Nel corso dell’operazione sono stati uccisi molti miliziani, ma non è chiaro quanti, inoltre sono state catturate alcune persone. Gli unici numeri ufficiali, però, per ora riguardano i minori e le donne. Trump ha detto che dopo l’operazione sono stati allontanati dal compound undici bambini, mentre due donne — probabilmente due mogli di Al Baghdadi — sono state trovate morte.

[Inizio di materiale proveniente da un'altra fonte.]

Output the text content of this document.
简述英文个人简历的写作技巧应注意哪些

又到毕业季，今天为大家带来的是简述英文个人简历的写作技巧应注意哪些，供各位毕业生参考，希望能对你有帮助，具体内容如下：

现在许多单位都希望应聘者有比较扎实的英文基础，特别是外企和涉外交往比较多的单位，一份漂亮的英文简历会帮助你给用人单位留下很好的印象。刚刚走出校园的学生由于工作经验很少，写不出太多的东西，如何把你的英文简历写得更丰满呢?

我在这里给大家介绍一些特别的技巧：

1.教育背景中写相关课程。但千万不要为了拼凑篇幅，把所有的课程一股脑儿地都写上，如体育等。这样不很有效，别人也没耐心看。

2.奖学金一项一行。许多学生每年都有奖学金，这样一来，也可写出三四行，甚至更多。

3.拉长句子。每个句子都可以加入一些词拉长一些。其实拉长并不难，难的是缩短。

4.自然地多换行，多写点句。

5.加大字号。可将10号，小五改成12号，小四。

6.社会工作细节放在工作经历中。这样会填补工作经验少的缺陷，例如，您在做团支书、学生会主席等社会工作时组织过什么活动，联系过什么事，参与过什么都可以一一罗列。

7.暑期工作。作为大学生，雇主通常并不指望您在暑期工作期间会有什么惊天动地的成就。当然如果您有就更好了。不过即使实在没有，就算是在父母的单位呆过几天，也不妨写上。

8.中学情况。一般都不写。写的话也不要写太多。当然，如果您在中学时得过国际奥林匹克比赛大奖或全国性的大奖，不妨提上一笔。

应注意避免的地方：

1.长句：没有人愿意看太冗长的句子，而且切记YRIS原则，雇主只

Per verificare l’identità del leader dell’Isis, l’esercito americano ha effettuato dei test biometrici sul posto.

Il raid

L’operazione, ha spiegato il presidente, è entrata nel vivo due settimane fa ed è culminata nel raid del 26 ottobre, ma ha alle spalle mesi di preparazione. «Abbiamo dovuto rinviare il raid diverse volte», ha detto Trump, «ma ieri abbiamo avuto la conferma della presenza di Al Baghdadi nel compound». Il raid notturno è durato circa tre ore e ha visto l’impiego di otto elicotteri da guerra. «La parte più difficile della missione è stata arrivare e andare via», ha detto Trump, spiegando che i militari hanno dovuto evitare l’ingresso del compound dove era nascosto Al Baghdadi perché c’era dell’esplosivo.

Il contributo di Russia, Turchia, Siria, Iraq e curdi

Il presidente, che ha seguito in diretta il raid dalla Situation Room della Casa Bianca («è stato come vedere un film»), ha spiegato che l’intera operazione è stata resa possibile anche dall’aiuto pratico fornito da altri Paesi. «La Russia ha aperto alcune delle sue basi», ha detto Trump in conferenza stampa, mentre «i curdi ci hanno dato informazioni molto utili». Il presidente ha spiegato che da tempo era deciso a scovare il leader dell’Isis. «Dal primo giorno della mia presidenza mi sono chiesto dov’è Al Baghdadi. Abbiamo fatto un lavoro eccezionale. Loro non usavano nemmeno i cellulare per non essere rintracciati. Qualche mese fa ho cominciato a ricevere delle informazioni utili, anche dall’intelligence».